Monday, April 30, 2012
Judged Just Because of "Who" They Are
All pit bulls to be considered dangerous under court ruling
Pit bulls are inherently dangerous animals, the state's highest court has ruled, a decision that could lead to stiff penalties for people found responsible in attacks — even if the dogs have never been violent before.
"It is no longer necessary to prove that the particular pit bull or pit bulls are dangerous," the court ruled Thursday.
The case stems from a 2007 attack on a child in Towson that led several local governments to reconsider the laws governing pit bulls. The animals are banned in Prince George's County.
But some who oppose the ruling argue that a dog's breed is not a reliable way to predict whether the animal might become violent. They worry that the decision will make it more difficult for pit bull owners to find housing, and discourage others from adopting the dogs.
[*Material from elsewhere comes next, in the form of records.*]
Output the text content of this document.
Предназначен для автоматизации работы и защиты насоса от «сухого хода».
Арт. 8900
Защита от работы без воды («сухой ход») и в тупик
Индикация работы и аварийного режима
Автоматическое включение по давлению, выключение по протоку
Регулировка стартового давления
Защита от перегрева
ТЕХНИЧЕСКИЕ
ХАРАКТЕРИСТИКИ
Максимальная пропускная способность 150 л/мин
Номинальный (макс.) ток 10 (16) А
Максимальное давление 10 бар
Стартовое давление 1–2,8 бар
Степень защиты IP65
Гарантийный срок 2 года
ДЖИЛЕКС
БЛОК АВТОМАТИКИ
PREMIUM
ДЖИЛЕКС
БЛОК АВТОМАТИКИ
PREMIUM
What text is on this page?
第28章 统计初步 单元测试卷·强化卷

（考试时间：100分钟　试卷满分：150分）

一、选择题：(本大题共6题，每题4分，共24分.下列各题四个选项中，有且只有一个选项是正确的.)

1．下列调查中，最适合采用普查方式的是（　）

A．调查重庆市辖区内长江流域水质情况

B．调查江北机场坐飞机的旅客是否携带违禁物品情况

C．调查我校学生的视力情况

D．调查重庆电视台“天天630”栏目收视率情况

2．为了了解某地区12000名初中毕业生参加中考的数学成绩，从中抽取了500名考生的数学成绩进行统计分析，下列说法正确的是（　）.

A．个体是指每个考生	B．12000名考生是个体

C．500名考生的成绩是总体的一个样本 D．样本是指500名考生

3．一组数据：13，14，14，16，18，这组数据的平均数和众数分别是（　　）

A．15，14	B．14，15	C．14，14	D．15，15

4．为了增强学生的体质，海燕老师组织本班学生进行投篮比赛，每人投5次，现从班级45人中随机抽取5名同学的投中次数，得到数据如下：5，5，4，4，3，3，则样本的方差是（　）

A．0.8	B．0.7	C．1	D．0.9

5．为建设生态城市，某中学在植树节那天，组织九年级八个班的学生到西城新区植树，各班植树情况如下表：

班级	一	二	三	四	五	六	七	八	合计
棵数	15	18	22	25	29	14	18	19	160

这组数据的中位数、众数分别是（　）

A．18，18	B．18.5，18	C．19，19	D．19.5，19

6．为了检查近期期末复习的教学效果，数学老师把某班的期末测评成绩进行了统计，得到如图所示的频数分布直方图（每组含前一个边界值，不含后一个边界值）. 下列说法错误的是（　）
In a dissenting opinion, one justice said the decision establishes a troublesome precedent.
The decision is in response to a Baltimore County Circuit Court decision in the case of 10-year-old Dominic Solesky, who was attacked by a neighbor's pit bill in 2007.
Pauline Houliaras, president of B-More Dog, which formed in 2007 to fight anti-pit bull legislation in Baltimore County, said the group is "extremely disappointed" with the court's decision.